Uché Blackstock, CEO of Advancing Health Equity LLC, told the hearing that African Americans already face racial inequities in health: “Black men have the shortest life expectancy. Black babies — the highest infant mortality rate. Black women — the highest maternal mortality rate.
“Living in this country has essentially made black Americans sick,” Blackstock added. The hearing examined racial health disparities during the coronavirus pandemic.
The clustering of minorities in areas that are vulnerable to flooding and other hazards dates back at least to the New Deal of the 1930s, and “redlining” housing policies that segregated races and pushed black people into dense urban housing.
Those neighborhoods, which continue to be home for many minorities, are now prone to urban flooding and heat islands because they were developed so thoroughly and have few parks, open space or tree canopies to absorb excess water and cool the neighborhood.
“Folks in neighborhoods subject to federally sanctioned segregation are more at risk of extreme heat and extreme wet,” said Mingoya of Groundwork USA. “Areas that were redlined in the 1930s are hotter and wetter than other neighborhoods.”

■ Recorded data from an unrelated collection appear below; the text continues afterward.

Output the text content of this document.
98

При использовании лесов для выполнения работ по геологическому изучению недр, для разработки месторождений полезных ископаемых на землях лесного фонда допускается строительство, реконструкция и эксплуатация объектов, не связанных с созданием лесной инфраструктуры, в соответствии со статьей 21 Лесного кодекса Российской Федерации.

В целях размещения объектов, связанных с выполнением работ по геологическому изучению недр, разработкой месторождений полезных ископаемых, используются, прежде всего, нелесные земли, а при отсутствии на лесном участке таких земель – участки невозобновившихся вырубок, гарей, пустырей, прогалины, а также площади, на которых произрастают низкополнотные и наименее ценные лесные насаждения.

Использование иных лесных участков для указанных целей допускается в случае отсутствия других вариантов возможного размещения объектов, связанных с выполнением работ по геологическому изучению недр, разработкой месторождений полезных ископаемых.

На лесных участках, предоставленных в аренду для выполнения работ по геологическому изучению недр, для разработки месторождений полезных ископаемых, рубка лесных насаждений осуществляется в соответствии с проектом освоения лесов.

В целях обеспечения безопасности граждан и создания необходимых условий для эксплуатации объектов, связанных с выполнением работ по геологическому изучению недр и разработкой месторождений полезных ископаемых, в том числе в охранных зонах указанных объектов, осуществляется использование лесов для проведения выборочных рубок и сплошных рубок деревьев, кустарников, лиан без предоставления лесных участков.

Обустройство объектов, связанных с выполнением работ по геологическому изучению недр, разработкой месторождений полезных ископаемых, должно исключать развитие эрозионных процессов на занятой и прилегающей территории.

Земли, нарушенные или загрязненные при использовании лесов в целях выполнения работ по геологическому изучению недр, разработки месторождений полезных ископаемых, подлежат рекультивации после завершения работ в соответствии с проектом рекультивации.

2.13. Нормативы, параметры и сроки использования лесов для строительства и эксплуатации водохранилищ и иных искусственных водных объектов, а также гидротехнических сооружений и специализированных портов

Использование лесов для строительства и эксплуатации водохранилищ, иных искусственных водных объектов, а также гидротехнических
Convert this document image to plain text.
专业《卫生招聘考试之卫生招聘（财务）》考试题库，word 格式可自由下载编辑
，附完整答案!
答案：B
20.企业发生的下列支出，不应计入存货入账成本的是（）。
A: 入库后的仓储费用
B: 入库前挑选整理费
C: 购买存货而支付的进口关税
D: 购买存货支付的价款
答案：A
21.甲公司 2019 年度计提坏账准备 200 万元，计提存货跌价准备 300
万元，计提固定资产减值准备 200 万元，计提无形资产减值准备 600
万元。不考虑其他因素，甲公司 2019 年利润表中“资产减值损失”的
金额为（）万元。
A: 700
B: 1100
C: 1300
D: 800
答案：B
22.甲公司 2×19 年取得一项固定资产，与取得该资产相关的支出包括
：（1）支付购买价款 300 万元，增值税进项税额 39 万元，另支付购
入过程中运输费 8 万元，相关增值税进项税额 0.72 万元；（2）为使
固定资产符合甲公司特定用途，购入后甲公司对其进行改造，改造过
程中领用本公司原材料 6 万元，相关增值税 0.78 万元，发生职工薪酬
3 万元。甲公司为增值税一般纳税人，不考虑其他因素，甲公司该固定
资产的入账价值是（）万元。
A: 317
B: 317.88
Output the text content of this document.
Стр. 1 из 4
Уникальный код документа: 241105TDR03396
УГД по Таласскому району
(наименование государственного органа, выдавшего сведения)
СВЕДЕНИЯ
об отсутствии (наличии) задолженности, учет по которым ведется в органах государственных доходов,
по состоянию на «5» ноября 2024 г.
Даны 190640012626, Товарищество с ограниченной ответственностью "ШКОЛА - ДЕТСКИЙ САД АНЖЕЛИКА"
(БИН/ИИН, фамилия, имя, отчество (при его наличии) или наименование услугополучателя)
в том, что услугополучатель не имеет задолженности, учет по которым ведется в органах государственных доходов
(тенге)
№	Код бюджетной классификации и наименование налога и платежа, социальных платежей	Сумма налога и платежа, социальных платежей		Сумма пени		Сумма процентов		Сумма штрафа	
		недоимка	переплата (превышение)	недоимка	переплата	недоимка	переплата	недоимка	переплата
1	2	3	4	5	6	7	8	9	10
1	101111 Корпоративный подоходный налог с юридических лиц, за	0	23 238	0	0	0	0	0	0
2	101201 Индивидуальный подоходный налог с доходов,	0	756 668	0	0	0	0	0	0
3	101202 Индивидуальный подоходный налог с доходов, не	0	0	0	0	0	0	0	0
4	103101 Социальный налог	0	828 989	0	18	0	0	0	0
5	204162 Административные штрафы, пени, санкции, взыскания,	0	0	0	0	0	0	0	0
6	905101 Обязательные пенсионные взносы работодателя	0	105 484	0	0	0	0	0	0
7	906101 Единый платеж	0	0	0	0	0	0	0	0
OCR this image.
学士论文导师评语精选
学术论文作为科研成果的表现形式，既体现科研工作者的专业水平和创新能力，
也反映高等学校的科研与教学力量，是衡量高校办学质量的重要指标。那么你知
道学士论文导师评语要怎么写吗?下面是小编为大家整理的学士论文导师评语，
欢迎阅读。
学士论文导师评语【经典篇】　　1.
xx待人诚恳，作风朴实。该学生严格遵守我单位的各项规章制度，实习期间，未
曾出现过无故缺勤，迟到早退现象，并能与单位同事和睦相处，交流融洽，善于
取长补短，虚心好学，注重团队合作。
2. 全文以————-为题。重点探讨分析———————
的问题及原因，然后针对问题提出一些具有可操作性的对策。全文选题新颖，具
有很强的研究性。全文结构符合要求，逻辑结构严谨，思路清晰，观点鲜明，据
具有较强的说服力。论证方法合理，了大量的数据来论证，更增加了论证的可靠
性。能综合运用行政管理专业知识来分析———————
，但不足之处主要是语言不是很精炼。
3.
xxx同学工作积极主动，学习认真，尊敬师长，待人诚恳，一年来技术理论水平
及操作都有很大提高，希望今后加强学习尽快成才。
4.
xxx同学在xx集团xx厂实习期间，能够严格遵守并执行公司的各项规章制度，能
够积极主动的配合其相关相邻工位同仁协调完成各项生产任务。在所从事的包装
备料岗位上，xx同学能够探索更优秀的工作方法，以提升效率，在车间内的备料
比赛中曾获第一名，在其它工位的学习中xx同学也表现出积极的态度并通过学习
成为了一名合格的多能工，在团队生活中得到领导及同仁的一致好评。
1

Mingoya led a report that overlaid NASA satellite maps of heat islands and flooding on top of National Archives maps that show how cities were redlined in the 1930s. The analysis of five cities — including Denver; Richmond, Va.; and Elizabeth, N.J. — shows that temperatures in redlined areas were higher than other parts of each city by an average of 4 degrees Fahrenheit, Mingoya said.
“What happened in the past is not in the past,” Mingoya said.
In New Orleans, Wright of the Center for Environmental Justice has watched a tree-planting project help transform the city’s gentrifying Gentilly neighborhood.
“That’s going in an area that for the most part is where white people have gentrified. Black people don’t live there anymore,” Wright said of the area where trees are being planted. Neighborhood beautification “always seems to stop at the point where the income goes down and the color of the people living there changes. It’s just amazing how endemic racism works. Somehow, it always stops just before it benefits us.”